It didn’t take Chris Reeder long to become hooked on rafting, and now the Lewiston native is a member of the U.S. national team.
Some people join the Navy to see the world. Chris Reeder hopped aboard a raft.

And since he enlisted with the men’s U.S. National Rafting Championship team, the Lewiston native has been criss-crossing the globe for the past two years and loving every minute of whitewater excursions to exotic places.

“It’s a perfect excuse for me to travel to the best rivers in the world,” said Reeder, who makes his home in Vail, Colo., where he and his wife, Lisa, own and operate their whitewater rafting business – Timberline Tours – the third largest outfit in Colorado.

He also started another small business and called it Mongo Products, which manufactures safety harnesses and throw bags for other guides.

In 1987, “Mongo,” Reeder’s nickname based on the Alex Karris character in the movie Blazing Saddles’, went west to attend the University of Colorado. He never left the state. The 35-year-old outdoorsman eventually became a guide and a member of the Vail Mountain Ski Patrol.

“I moved out here and started guiding,” said Reeder, who has always been an avid outdoorsman since his canoe trips down the Allagash River and family hikes up Mt. Washington.

“I took a guide training course with a rafting company.We have adapted to getting close to the outdoors. I am pretty deeply rooted here.”

Welcome aboard

Reeder has been a paddler all his life and never thought about jumping ship to guide a raft like he does for the U.S. National Rafting champions.

Canoes had always been his forte. He never gave it much thought of handling the guide stick of a raft.

But when he accompanied his wife, Lisa, a member of the women’s national team, to the Zambezi River in Zambia for a competition, the Lewiston native knew he wanted permission to come aboard.

“I felt like I missed the boat,” said Reeder. “When we got home, I started putting out feelers and looking for teams.”

He joined the two-time defending champion men’s national team and it’s been down river ever since. And he’s not about to abandon this ship.

“The hardest thing (about rafting) is the environment is so demanding,” said Reeder. “River rapids are always changing and unpredictable.

“The hardest thing there is training so hard and you can flip and the race is over.”

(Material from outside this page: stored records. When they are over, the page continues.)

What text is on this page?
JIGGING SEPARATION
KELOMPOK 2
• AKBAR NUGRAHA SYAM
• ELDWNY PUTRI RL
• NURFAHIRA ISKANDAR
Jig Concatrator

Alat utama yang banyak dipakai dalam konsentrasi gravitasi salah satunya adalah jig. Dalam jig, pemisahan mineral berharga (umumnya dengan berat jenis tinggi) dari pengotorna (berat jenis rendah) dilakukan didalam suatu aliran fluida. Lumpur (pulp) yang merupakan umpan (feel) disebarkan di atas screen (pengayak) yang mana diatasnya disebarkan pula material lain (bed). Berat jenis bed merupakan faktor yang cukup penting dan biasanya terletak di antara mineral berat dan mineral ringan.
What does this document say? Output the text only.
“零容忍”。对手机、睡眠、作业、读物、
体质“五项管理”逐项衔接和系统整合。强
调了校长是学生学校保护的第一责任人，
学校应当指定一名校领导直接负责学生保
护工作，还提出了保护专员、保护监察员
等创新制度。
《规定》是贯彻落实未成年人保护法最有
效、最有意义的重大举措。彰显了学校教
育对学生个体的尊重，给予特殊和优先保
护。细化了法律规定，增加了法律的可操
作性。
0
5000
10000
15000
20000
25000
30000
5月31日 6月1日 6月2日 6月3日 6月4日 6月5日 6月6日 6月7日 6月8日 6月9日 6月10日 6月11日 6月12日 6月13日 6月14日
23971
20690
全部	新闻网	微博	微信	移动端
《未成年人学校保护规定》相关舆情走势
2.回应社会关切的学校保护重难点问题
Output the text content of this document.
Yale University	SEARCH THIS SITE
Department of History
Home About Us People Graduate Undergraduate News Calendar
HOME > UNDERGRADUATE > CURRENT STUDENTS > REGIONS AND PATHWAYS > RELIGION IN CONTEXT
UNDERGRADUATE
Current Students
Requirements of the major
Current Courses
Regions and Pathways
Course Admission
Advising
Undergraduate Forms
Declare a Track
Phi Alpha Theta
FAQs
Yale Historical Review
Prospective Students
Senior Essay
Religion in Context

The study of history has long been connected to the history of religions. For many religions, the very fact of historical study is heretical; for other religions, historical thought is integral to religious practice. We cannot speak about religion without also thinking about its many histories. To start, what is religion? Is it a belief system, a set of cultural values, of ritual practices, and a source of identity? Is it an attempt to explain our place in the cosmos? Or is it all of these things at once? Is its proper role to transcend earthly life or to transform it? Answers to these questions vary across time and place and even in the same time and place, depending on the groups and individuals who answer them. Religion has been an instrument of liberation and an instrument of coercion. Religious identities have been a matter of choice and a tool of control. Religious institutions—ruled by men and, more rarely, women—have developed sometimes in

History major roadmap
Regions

In August, Reeder and his team will be competing in the nationals at Gore Canyon in Colorado. He is certainly familiar with that river. He steers up to 35 groups of paddlers in the right direction there each year.

Last year, the U.S. national team traveled to the Czech Republic to compete against 33 countries in the World Cup, where the team took fourth place.

But the U.S. team isn’t satisfied with their fourth-place finish and hopes to improve when the team travels to the next World Cup event in Ecuador in 2005. In the Worlds, there are three events where each team earns points.

In the sprint portion, rafters duel for 300 yards down a fast-moving river. The teams move on to compete in the slalom competition where gates hang above the rapids. The final event features teams going head-to-head for a 10-mile race.

“It’s like any other sport,” said Reeder. “The team trains together and we have tryout times together.”

Staying put

Reeder won’t be pulling his roots in Colorado and heading home to Maine anytime soon.

` He enjoys the challenge of earning a living as an outdoorsman who can’t stay out of the woods or off the river. He never gets tired of his job where his work environment has no windows and office cubicles don’t exist.

“It’s just so fun for me to show them my office,” said Reeder.